Przez moment patrzyli sobie w oczy z powagą, żeby potem wybuchnąć śmiechem, na co Ashido tylko pokręciła głową z politowaniem.
— Z czego rżycie? — Sero podszedł do nich, a dziewczyna natychmiast nieco się przesunęła na kanapie, żeby zrobić mu miejsce obok siebie.
— Z Kirishimy i Bakugo, jak zwykle — parsknął Kaminari, a choć ten komentarz akurat nie przypadł Eijiro do gustu, postanowił nie poruszać tematu. Wiedział przecież, że cała sytuacja już dawno stała się nieznośna nie tylko dla niego.
— Wszystko jasne — skwitował Sero, uśmiechając się pobłażliwie, po czym nachylił się ku nim, osłaniając usta ręką tak, jakby chciał ukryć jakiś sekret. — Ale myślę, że niedługo problem sam się rozwiąże.
Zdezorientowane spojrzenia Kaminariego i Ashido utwierdziły Kirishimę w przekonaniu, że najwyraźniej nie tylko on nie ma bladego pojęcia, o czym mówi przyjaciel. Sero tylko uśmiechnął się tajemniczo.
— Bakugo nieźle się ustawił. Poczekajcie chwilę, zaraz wejdą. Widziałem ich, gdy wracałem od Aizawy. — Jemu poszło jeszcze gorzej niż Eijiro i Katsukiemu, ale nie wydawał się przejęty. Poruszył znacząco brwiami. — Hagakure miała rację, ładna z nich parka.
— Co? Kogo widziałeś? — Eijiro zauważył, że spojrzenie Ashido spochmurniało, jakby o czymś sobie przypomniała.
— Może to nie najlepszy po...
— Ćśś! Idą. — Sero nonszalancko przewiesił ramię przez oparcie kanapy i wbił wzrok w drzwi wejściowe, a pozostała trójka zrobiła to samo. Wcale nie wyglądali przy tym tak naturalnie, jak by chcieli, ale liczy się pomysł.
— Mm, macie klimatyzację! — Usłyszeli od drzwi kobiecy głos, który spośród wielu innych, należących do pozostałych rozmawiających w salonie osób, wyróżniał się tym, że słychać w nim było wyraźny akcent.
Do środka weszła dziewczyna. Wysoka, szczupła, chyba w ich wieku albo nieco starsza. Miała krótkie blond włosy związane w charakterystyczne koczki imitujące kocie uszy na czubku głowy i ubrana była w krótką czarną sukienkę z dekoltem w łódeczkę. Wyglądała jak wyjęta z okładki modowego magazynu, uśmiechała się i patrzyła na Bakugo, który wszedł tuż za nią. Nie odrywał od niej wzroku.
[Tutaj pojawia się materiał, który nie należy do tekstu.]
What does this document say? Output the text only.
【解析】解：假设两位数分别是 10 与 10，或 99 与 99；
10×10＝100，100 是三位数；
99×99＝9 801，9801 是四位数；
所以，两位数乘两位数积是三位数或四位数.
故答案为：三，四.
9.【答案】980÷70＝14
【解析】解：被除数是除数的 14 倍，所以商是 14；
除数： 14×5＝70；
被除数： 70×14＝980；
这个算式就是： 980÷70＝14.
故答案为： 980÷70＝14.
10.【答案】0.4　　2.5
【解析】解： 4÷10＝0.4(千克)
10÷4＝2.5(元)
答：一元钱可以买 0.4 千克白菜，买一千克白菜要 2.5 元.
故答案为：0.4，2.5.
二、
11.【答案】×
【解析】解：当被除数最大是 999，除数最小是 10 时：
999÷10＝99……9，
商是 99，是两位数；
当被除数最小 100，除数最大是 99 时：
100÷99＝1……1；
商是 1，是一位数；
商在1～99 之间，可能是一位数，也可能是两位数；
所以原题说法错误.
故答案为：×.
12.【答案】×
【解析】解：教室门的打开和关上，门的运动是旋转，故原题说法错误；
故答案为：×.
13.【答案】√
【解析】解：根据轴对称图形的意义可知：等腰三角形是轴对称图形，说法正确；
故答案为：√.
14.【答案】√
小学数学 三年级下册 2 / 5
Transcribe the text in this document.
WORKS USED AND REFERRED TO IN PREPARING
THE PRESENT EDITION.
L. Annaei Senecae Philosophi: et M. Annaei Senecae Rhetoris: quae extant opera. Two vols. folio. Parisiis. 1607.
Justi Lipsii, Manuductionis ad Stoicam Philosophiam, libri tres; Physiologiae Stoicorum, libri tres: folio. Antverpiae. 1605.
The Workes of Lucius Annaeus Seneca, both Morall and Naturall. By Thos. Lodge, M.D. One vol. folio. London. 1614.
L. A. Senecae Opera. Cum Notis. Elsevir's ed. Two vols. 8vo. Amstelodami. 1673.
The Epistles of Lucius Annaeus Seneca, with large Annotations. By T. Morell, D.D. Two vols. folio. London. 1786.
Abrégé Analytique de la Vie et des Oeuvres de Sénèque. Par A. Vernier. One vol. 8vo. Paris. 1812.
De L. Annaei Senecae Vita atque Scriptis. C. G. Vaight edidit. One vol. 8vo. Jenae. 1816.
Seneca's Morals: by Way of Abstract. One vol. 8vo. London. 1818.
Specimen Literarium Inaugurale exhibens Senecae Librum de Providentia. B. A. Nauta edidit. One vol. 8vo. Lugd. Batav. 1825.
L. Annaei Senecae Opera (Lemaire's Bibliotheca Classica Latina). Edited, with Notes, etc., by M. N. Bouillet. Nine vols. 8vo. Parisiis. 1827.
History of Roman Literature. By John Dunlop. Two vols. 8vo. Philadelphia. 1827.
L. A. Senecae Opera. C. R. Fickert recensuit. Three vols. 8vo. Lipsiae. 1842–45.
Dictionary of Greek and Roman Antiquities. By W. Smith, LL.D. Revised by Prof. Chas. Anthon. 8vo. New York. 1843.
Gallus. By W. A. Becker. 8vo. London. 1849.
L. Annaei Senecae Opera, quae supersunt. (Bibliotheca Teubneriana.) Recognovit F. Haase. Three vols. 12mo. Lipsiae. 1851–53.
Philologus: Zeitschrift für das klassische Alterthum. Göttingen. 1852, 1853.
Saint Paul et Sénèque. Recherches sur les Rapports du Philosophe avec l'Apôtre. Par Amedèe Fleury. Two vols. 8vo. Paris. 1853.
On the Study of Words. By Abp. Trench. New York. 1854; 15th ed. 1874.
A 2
— Ładna — westchnął rozmarzony Kaminari, a Sero parsknął cicho, delikatnie trzepiąc go po głowie.
— Nie twoja liga.
— A Bakugo niby tak?
— Oni ze sobą chodzą? — zapytał Eijiro beznamiętnym tonem, bardzo się ciesząc, że udało mu się zdławić w sobie rosnący żal na tyle, żeby głos mu nie zadrżał.
Znalazł sobie kogoś nowego? Już? Tak po prostu, po kilku tygodniach?
— Podobno Uraraka, Hagakure i kilka dziewczyn z innych klas widziały ich razem na mieście już kilka razy — wyjaśnił Sero, po czym poruszył znacząco brwiami. — To chyba jakaś modelka, nie? Tak wygląda.
Zajebiście. W takiej na pewno łatwo jest się zakochać.
— To tylko plotki — prychnęła Ashido, zakładając ręce na piersi i posyłając Sero groźne spojrzenie. — Przecież tylko rozmawiają.
— Od rozmów się zaczyna przecież.
— Bakugo nie lubi rozmawiać.
— Z nią najwyraźniej tak.
— Oni nie są parą! — fuknęła, po czym spojrzała na Eijiro ze szczerym współczuciem. — Nie są, na pewno.
Uśmiechnął się do niej słabo, starając się nie pokazywać, jak bardzo tak naprawdę zranił go widok Katsukiego z dziewczyną. Chyba nie miał prawa już się tak czuć, skoro nic ich nie łączyło, chyba nawet nie powinien...
— No ale Bakugo ma gust... O patrzcie, chyba idą do jego pokoju. — Kaminari uśmiechnął się szeroko, patrząc za dziewczyną, która energicznym krokiem zmierzała w stronę schodów, mówiąc coś jeszcze do Bakugo, który... uśmiechnął się delikatnie, zanim sam zniknął im z oczu. — Nie wierzę, tak szybko kogoś wyrwać...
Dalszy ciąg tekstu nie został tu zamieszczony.